Podczas konferencji prasowej w Brukseli premier zdradził, że dzień wcześniej udzielił reprymendy ministrowi środowiska Marcinowi Korolcowi za opóźnienia w przygotowaniu ustawy węglowodorowej, która ma być konstytucją poszukiwań gazu łupkowego. Tusk ma też pretensję, że w projekcie znalazły się zapisy niekorzystne dla firm gazowych. „Jeśli ktoś ma w Polsce inwestować miliardy, to musi mieć pewność bezpieczeństwa biznesu” – wyjaśnił dodając, że albo Korolec przestanie myśleć jak ekolog a zacznie jak przedsiębiorca, albo pożegna się ze stanowiskiem.
Zarzut wobec ministra środowiska, że przejmuje się środowiskiem może brzmieć dziwnie, ale Korolec trafił z Ministerstwa Gospodarki (gdzie był wiceministrem) do resortu środowiska z instrukcją, że ekologia ekologią, a dla nas ważniejsza jest gospodarka. Ta instrukcja w szczególności dotyczyła gazu łupkowego, bo w tym czasie cała Polska żyła w euforii, że mamy niezmierzone złoża gazu i wystarczy zrobić kilka dziur w ziemi a potem liczyć pieniądze. Korolec miał pilnować by stało się jak najszybciej. Premier uwierzył w łupki. Pojechał na pierwszy odwiert do Lubocina i obiecał, że jak dobrze pójdzie z tego gazu będziemy mieć emerytury na pokolenia.
Nie wiedział, że nasz gazowy sukces jest palcem na wodzie pisany.
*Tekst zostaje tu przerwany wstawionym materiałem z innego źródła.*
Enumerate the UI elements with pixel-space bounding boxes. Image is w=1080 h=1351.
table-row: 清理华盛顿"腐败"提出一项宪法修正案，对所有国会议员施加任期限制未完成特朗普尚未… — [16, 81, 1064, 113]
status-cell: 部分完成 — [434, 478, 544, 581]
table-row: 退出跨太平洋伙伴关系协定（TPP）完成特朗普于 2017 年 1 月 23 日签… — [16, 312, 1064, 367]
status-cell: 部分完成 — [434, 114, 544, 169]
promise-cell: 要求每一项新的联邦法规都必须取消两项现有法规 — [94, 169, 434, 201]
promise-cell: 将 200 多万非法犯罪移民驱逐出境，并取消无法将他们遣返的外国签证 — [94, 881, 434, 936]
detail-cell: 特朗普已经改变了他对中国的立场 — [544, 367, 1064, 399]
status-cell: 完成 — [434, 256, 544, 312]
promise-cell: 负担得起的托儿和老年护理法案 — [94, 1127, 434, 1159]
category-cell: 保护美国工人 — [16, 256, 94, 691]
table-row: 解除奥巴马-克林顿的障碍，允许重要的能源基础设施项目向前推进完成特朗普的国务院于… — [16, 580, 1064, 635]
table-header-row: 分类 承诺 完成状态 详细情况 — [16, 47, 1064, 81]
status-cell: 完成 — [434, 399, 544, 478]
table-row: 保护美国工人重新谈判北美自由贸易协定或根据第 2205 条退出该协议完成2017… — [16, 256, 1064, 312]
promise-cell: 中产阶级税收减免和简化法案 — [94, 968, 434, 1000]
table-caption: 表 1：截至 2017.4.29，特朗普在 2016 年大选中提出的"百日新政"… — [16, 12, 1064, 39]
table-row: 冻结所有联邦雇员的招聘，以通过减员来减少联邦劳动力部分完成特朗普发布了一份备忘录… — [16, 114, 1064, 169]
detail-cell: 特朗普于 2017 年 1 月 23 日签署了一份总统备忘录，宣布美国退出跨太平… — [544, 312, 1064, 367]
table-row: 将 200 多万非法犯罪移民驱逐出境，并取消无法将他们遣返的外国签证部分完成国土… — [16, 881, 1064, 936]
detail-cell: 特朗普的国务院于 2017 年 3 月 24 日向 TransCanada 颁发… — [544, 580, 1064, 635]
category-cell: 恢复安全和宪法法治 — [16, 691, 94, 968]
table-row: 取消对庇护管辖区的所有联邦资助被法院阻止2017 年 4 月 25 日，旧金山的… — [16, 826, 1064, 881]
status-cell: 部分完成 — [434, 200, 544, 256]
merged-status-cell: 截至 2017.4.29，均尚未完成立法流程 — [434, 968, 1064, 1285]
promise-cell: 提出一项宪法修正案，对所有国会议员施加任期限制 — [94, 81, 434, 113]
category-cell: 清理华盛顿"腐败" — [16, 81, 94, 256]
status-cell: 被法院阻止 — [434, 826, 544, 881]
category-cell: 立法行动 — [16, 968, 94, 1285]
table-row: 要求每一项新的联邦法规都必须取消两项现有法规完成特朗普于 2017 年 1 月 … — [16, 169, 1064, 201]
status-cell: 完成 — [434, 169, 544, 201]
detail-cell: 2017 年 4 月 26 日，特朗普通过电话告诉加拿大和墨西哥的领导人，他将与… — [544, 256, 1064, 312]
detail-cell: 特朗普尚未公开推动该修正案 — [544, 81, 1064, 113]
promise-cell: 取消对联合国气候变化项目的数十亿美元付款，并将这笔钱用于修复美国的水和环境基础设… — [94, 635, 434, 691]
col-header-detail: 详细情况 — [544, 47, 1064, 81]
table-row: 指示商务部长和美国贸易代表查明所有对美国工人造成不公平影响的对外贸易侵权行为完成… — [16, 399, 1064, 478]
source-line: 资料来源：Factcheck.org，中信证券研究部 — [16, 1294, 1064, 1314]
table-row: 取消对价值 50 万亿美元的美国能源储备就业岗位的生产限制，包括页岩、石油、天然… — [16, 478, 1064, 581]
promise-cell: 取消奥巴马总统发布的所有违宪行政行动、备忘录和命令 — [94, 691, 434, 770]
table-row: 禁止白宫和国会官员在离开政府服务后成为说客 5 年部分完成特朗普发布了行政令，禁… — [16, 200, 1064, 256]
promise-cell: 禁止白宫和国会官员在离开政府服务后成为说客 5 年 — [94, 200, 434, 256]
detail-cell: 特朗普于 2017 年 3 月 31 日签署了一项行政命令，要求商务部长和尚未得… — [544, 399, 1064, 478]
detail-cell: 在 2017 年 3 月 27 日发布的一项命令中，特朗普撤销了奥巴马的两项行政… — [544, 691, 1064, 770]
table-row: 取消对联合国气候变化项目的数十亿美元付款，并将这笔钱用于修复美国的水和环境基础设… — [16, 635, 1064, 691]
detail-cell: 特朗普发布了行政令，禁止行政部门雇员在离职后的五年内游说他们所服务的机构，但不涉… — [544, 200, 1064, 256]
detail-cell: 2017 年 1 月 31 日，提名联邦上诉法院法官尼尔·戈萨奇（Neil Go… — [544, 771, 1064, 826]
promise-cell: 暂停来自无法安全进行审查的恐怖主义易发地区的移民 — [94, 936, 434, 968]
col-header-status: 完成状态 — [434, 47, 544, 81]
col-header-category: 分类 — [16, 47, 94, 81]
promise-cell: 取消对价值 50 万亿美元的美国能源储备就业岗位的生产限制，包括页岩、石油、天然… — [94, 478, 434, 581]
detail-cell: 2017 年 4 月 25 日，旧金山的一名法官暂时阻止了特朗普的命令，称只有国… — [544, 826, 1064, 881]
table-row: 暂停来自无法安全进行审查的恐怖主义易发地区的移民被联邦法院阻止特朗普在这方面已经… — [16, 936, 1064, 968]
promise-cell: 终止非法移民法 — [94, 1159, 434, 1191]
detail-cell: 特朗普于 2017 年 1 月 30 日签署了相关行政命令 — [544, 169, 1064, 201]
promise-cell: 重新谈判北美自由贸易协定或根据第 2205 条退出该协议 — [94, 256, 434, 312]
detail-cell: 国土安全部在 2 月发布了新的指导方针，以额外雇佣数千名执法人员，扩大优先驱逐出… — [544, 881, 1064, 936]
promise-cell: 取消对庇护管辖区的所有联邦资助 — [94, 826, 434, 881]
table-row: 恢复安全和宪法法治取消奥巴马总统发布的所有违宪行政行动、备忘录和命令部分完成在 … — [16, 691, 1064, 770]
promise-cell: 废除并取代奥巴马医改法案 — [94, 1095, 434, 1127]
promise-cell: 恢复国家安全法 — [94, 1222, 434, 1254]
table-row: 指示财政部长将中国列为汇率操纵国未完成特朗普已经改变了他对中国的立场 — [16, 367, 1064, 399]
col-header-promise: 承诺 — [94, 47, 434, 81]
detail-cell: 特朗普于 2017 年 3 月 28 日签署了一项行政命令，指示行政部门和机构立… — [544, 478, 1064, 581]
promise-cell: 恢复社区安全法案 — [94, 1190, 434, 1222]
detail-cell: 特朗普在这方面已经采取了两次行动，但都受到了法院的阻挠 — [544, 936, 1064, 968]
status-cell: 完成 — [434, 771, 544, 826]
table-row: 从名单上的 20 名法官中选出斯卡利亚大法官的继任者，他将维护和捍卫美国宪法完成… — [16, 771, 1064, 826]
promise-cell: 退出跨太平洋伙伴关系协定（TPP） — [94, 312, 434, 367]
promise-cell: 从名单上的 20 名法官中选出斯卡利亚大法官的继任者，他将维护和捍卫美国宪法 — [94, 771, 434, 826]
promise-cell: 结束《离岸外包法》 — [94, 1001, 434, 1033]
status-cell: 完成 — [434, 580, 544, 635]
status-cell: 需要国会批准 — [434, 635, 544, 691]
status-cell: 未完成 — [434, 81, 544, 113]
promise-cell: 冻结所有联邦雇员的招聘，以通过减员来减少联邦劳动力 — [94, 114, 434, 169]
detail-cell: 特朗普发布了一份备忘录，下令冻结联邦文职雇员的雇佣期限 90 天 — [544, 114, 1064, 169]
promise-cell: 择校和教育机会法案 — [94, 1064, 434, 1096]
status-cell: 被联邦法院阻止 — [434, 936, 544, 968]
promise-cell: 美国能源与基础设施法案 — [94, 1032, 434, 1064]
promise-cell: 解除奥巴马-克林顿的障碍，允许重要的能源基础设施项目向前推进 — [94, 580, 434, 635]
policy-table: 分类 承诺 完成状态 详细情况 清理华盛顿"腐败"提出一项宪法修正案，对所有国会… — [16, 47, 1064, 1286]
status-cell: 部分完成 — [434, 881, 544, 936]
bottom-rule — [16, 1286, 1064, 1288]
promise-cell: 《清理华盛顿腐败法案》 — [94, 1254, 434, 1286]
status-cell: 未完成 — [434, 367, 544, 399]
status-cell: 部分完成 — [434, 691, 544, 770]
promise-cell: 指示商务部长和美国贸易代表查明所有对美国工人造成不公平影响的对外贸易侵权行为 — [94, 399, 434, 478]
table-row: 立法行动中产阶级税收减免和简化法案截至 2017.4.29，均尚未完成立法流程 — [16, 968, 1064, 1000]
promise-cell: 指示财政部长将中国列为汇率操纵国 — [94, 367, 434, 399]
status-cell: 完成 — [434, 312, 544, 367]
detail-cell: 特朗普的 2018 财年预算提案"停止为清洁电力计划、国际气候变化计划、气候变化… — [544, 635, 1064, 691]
Trzeba znaleźć gaz, nauczyć się go wydobywać i robić to na tyle tanio, żeby cały interes się opłacał. A to jest niepewne, musi potrwać i wymaga ogromnych nakładów. Tymczasem zachodnie firmy szukające gazu wycofują się z Polski narzekając na niesprzyjające warunki i duże ryzyko prawne. Korolec zgromadził w swoim resorcie drużynę Piotra Naimskiego – energetycznego ideologa PiS – która przygotowuje ustawę węglowodorową zaś minister finansów nie ukrywa, że wyciśnie z łupków tyle podatków ile się da. Wciąż pojawiają się modne ostatnio hasła patriotyzmu gospodarczego: gaz jest nasz i nie damy go rozdrapać zagranicznym koncernom. Tyle, że zagraniczne koncerny mają pieniądze i technologię.
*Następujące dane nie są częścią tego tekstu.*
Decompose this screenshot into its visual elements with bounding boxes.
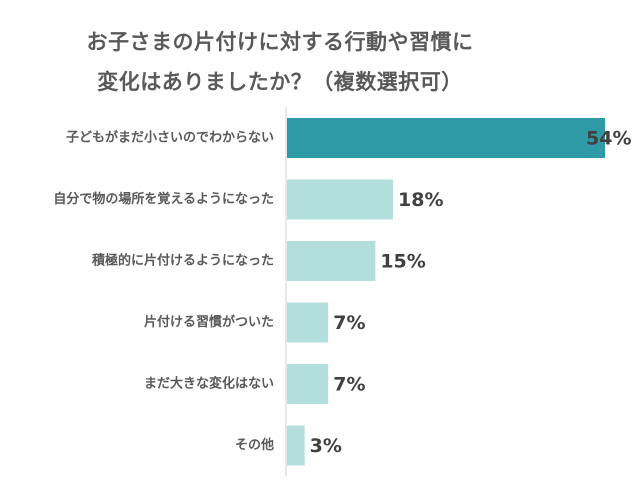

Sukces ma wielu ojców, porażka jest sierotą. Kiedy żyliśmy w euforii wierząc w niezmierzone zasoby gazu łupkowego, ministrowie jeden przez drugiego licytowali się kto zrobił więcej dla tego sukcesu: minister skarbu Mikołaj Budzanowski, szef MSZ Radosław Sikorski, minister środowiska Marcin Korolec, minister gospodarki Waldemar Pawlak. Dziś Budzanowskiego i Pawlaka już nie ma w rządzie, Sikorski odżegnuje się od łupków, został więc Korolec i jego ludzie.
Podejrzewam, że za ostatnimi groźbami premiera stoją: nowy minister skarbu Włodzimierz Karpiński, któremu podlega PGNiG stale uskarżające się na złą współpracę z resortem środowiska i Radosław Sikorski, któremu najwyraźniej wypłakali się amerykańscy inwestorzy. Minister Korolec należy do „autorskich” pomysłów premiera, jest więc łatwy do wymiany. Wygląda więc, że może się pożegnać ze stanowiskiem w ramach trwającej właśnie pełzającej rekonstrukcji rządu.